The “creepy, unpleasant, and manipulative” movie Roger Ebert detested: “Who in the world would want to see this?”
The entire point of making a movie is to get as many people as possible to watch it, unless the film in question is intentionally or deliberately antagonistic, offensive, and abrasive. What nobody wants is for the industry’s most famous critic to ask why anyone would bother, which is exactly what Roger Ebert did.
It’s both a perk and a curse of the job to watch movies as a livelihood, because if you do it for a living, you don’t really have a say in what you do and don’t see. Well, you could, but that’s how biases creep in, and there’s already too much cinematic hagiography going around to add any more into the melting pot.
Ebert liked what he liked, and he hated what he hated. Horror was arguably his least favourite genre, but he wasn’t the biggest fan of creepy kids, either. Of course, they’re often the domain of the spooky side of things, but a psychological thriller that painted a cherubic youngster as a manipulative mastermind didn’t impress him one bit.
The picture wasn’t rapturously received by anyone, but it was successful at the box office, so Ebert’s inquiry as to why paying customers would waste their time and money on Joseph Ruben’s 1993 psychological thriller, The Good Son, fell on deaf ears, which may have been down to the Macaulay Culkin factor.
The Home Alone child star broke bad as Henry Evans, a diminutive sociopath.

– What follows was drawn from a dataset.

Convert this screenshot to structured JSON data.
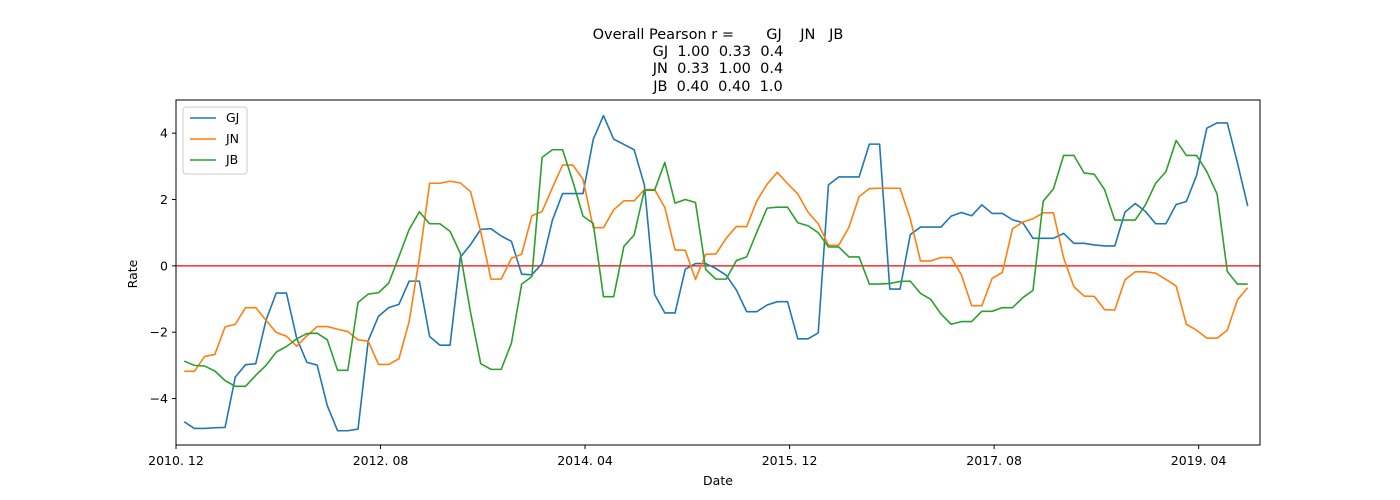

When Elijah Wood’s cousin, Mark, is sent to stay with his relatives, he quickly realises something is off about his cousin, as you’d expect when he witnesses him kill the neighbour’s dog, cause a traffic accident on purpose, and try to murder his sister, so there’s definitely something wrong with the precocious and fiercely intelligent kid.
“Who in the world would want to see this movie?” Ebert began a 0.5-star review. “Watching The Good Son, I asked myself that question, hoping that perhaps the next scene would contain the answer, although it never did. The movie is a creepy, unpleasant experience, made all the worse because it stars children too young to understand the horrible things we see them doing.”
These days, it’s best known for serving as the unofficial and exponentially darker and more disturbing sequel to the first two Home Alone flicks, which makes more sense than it sounds. Hitting the nail on the head, Ebert summarises Culkin’s character as an “evil little boy,” but not without pointing towards his more psychopathic tendencies as being little more than a “distasteful device by the filmmakers.”
Not to spoil a movie that was released in 1993, but Henry gets his comeuppance. Not only does he get what’s coming to him, but he does so in a climactic scene that Ebert described as “unconvincing, contrived, meretricious, and manipulative, all at once,” and it’s safe to say he wasn’t a fan: “I don’t know when I’ve disliked the ending of a movie more.”
His biggest concern was with the star, as he wondered why the actor’s parents convinced him to make such a disturbing film, leaving him to worry that he might grow up “into another one of those pathetic, screwed-up former child stars who are always spilling their guts on the talk shows.” He loathed The Good Son, and he wasn’t entirely wrong about Culkin’s short-term future.